The Continental Op - Profile

Profile

The Continental Op is a master of deceit in the exercise of his profession. In "$106,000 Blood Money", for instance, the Op is confronted with two dilemmas: shall he expose a corrupt fellow detective, thereby hurting the reputation of his agency; and shall he also allow an informant to collect the $106,000 reward in a big case even though he is morally certain — but cannot prove — that the informant has murdered one of his agency's clients? The Op resolves his two problems neatly by manipulating events so that the corrupt detective and the informant get into an armed confrontation in which both are killed.
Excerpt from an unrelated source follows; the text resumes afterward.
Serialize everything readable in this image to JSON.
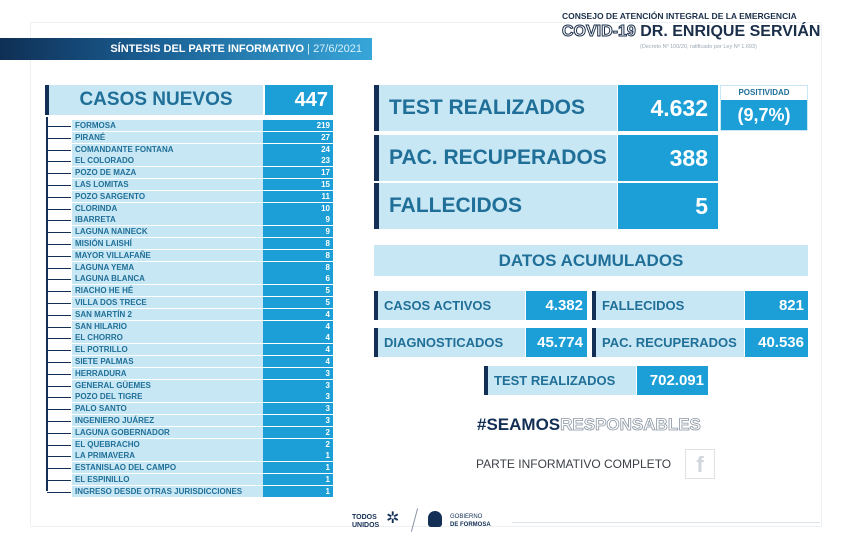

Decades of witnessing human cruelty, misery, and ruin, as well as being instrumental in sending hundreds of people to jail, or to the gallows, have greatly weakened the Op's natural sympathy with his fellow men. He fears becoming like his boss, "The Old Man", whom he describes as "a shell, without any human feelings whatsoever".

In the penultimate chapter of The Dain Curse, a female client, whose life the Op has saved three times, while also curing her of morphine addiction, says to him:

"You came in just now, and then I saw -"
She stopped.
"What?"
"A monster. A nice one, an especially nice one to have around when you're in trouble, but a monster just the same, without any human foolishness like love in him, and - What's the matter? Have I said something I shouldn't?"

The Op can be regarded as a protoype for the hardboiled detective exemplified in such characters as Hammett's Sam Spade, Raymond Chandler's Philip Marlowe, Ross Macdonald's Lew Archer, and others.